Подполковник и Муханов рано легли спать, остальные ушли на гулянку к бригадиру плотников, провожавшему сына в армию.
Я пробовал уснуть, но возбуждение долгого, сложного дня обернулось бессонницей. Я достал папиросы и прикурил от лампы-«молнии». Ветерок, тянувший в неплотно прикрытое окно, принес тихие голоса двоих, расположившихся, по всей вероятности, у причала на опрокинутых кверху дном лодках. Стоило прикрыть глаза, и казалось, будто разговаривают в самой избе.
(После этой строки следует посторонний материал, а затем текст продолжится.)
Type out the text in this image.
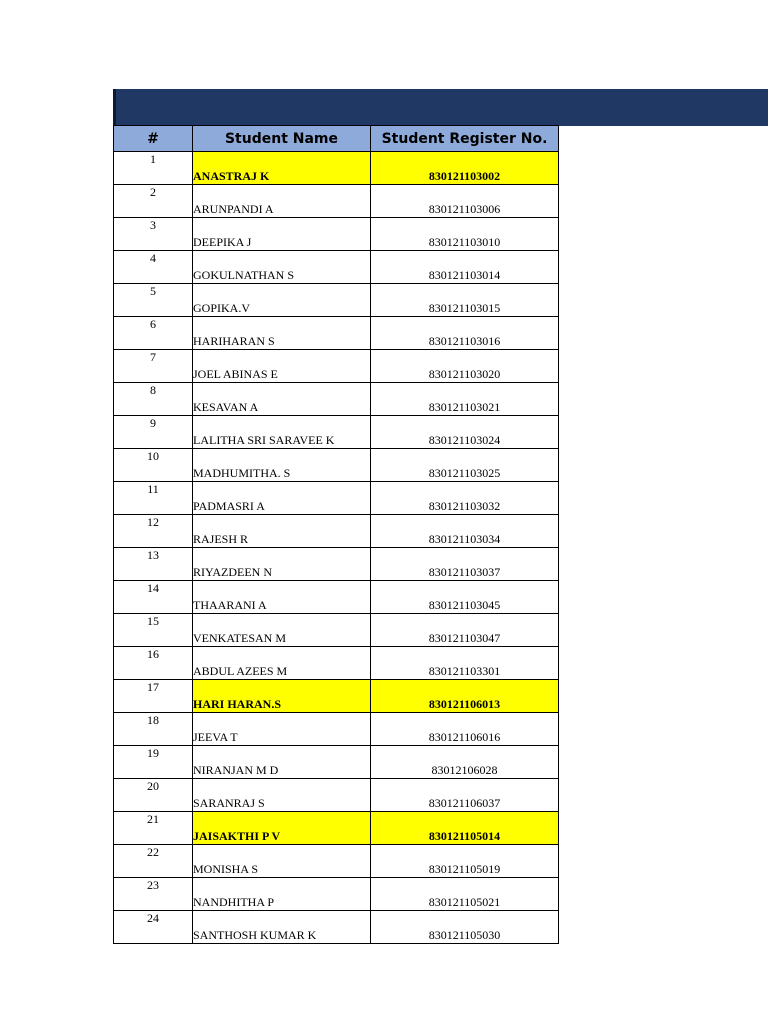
#	Student Name	Student Register No.
1	ANASTRAJ K	830121103002
2	ARUNPANDI A	830121103006
3	DEEPIKA J	830121103010
4	GOKULNATHAN S	830121103014
5	GOPIKA.V	830121103015
6	HARIHARAN S	830121103016
7	JOEL ABINAS E	830121103020
8	KESAVAN A	830121103021
9	LALITHA SRI SARAVEE K	830121103024
10	MADHUMITHA. S	830121103025
11	PADMASRI A	830121103032
12	RAJESH R	830121103034
13	RIYAZDEEN N	830121103037
14	THAARANI A	830121103045
15	VENKATESAN M	830121103047
16	ABDUL AZEES M	830121103301
17	HARI HARAN.S	830121106013
18	JEEVA T	830121106016
19	NIRANJAN M D	83012106028
20	SARANRAJ S	830121106037
21	JAISAKTHI P V	830121105014
22	MONISHA S	830121105019
23	NANDHITHA P	830121105021
24	SANTHOSH KUMAR K	830121105030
— Лапка… — тянул мужской голос. — Маленькая…
— Да не такая уж маленькая! — звонко, остро отозвался девичий голос. — Кабы не скарлатина, уже бы школу кончила.
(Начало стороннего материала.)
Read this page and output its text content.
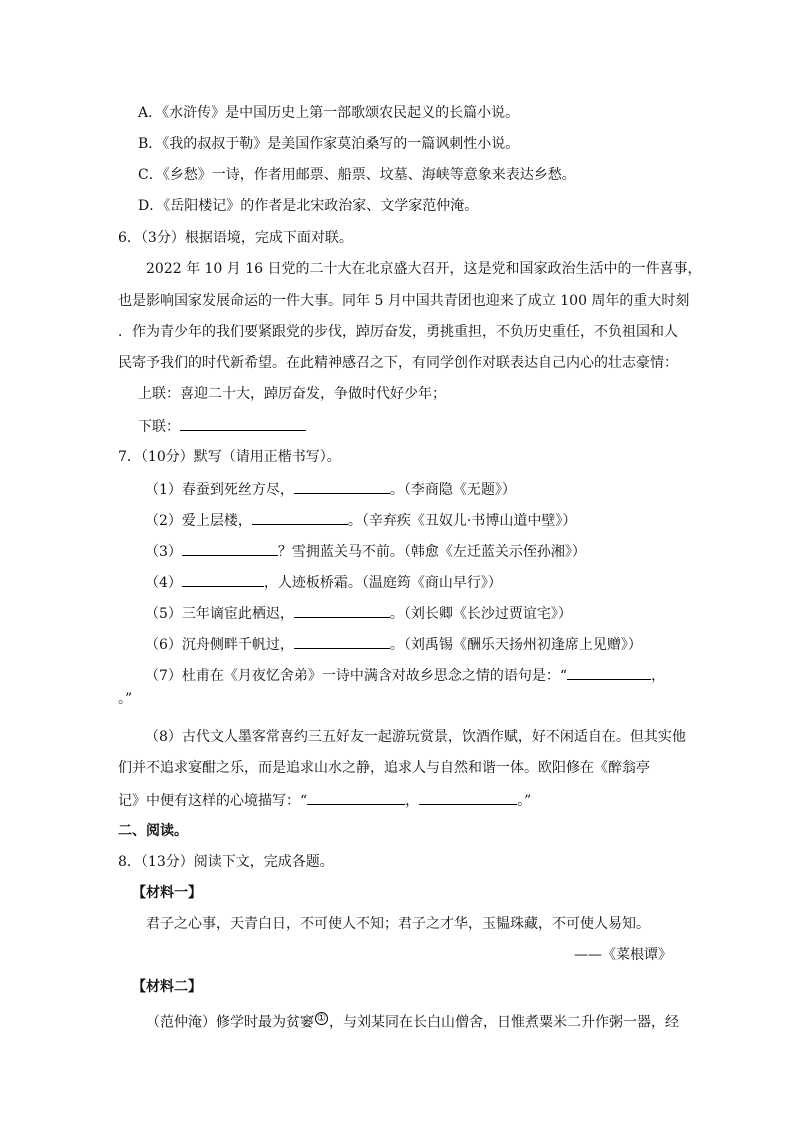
A．《水浒传》是中国历史上第一部歌颂农民起义的长篇小说。
B．《我的叔叔于勒》是美国作家莫泊桑写的一篇讽刺性小说。
C．《乡愁》一诗，作者用邮票、船票、坟墓、海峡等意象来表达乡愁。
D．《岳阳楼记》的作者是北宋政治家、文学家范仲淹。
6．（3分）根据语境，完成下面对联。
2022 年 10 月 16 日党的二十大在北京盛大召开，这是党和国家政治生活中的一件喜事，
也是影响国家发展命运的一件大事。同年 5 月中国共青团也迎来了成立 100 周年的重大时刻
．作为青少年的我们要紧跟党的步伐，踔厉奋发，勇挑重担，不负历史重任，不负祖国和人
民寄予我们的时代新希望。在此精神感召之下，有同学创作对联表达自己内心的壮志豪情：
上联：喜迎二十大，踔厉奋发，争做时代好少年；
下联：
7．（10分）默写（请用正楷书写）。
（1）春蚕到死丝方尽，	。（李商隐《无题》）
（2）爱上层楼，	。（辛弃疾《丑奴儿·书博山道中壁》）
（3）	？雪拥蓝关马不前。（韩愈《左迁蓝关示侄孙湘》）
（4）	，人迹板桥霜。（温庭筠《商山早行》）
（5）三年谪宦此栖迟，	。（刘长卿《长沙过贾谊宅》）
（6）沉舟侧畔千帆过，	。（刘禹锡《酬乐天扬州初逢席上见赠》）
（7）杜甫在《月夜忆舍弟》一诗中满含对故乡思念之情的语句是：“	，
。”
（8）古代文人墨客常喜约三五好友一起游玩赏景，饮酒作赋，好不闲适自在。但其实他
们并不追求宴酣之乐，而是追求山水之静，追求人与自然和谐一体。欧阳修在《醉翁亭
记》中便有这样的心境描写：“	，	。”
二、阅读。
8．（13分）阅读下文，完成各题。
【材料一】
君子之心事，天青白日，不可使人不知；君子之才华，玉韫珠藏，不可使人易知。
——《菜根谭》
【材料二】
（范仲淹）修学时最为贫窭 ① ，与刘某同在长白山僧舍，日惟煮粟米二升作粥一器，经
— Школьница ты моя, отличница!.. Челочка мягкая, губы мягкие, как у телушки…
— Оставьте, дядя Тим! — сказала девушка, и тут я догадался, что это Люда. — Не такая я дура. Думаете, не знаю, что у вас с матерью было?
— Мать не трожь! — строго молвил Толмачев. — Мать у тебя одна.
— У меня-то одна, а вот у вас — сомневаюсь! — со злостью сказала Люда.
— Ну, ну, полегче.
— Да ну вас! Ходили вы к ней — знаю, я все знаю!..
— Подглядывала, что ль? — лениво поинтересовался Толмачев.
— И подглядывала! — сказала Люда с вызовом.
— Люблю старушек… — начал Толмачев. — А за что люблю старушек? Не знаешь?
Люда молчала.
— То-то и оно! За ними можно идти не шатаясь.
— Почему? — не выдержала Люда.
— А из них песок сыплется.
Люди рассмеялись коротким, жестким смехом.
— К вам жена сегодня приезжала?
— Жену не трожь! — с механической строгостью сказал Толмачев.
— Мать не трожь, жену не трожь, кого же трогать-то?
— Меня… Трожь меня, сколько душе твоей угодно…
— Да будет вам! — прикрикнула на него Люда. — Небось, слышно!
— А пусть слушают, лапа… У нас все аккуратно. И слушать-то некому — одни спят, другие пьянствуют…
— Больно вы аккуратный! — перебила Люда. — Со всеми или только со мной?
— Со всеми… — В голосе Толмачева слышалась усмешка. — А с тобой особенно. Ну же, лапушка, уничтожай дальше соперниц.
— А вы и с Кретовой гуляли? С квашней щебетовской?.. Очень красиво!..
— Баба не квашня, встала да пошла… Кусай, кусай их, лапушка, точи зубки.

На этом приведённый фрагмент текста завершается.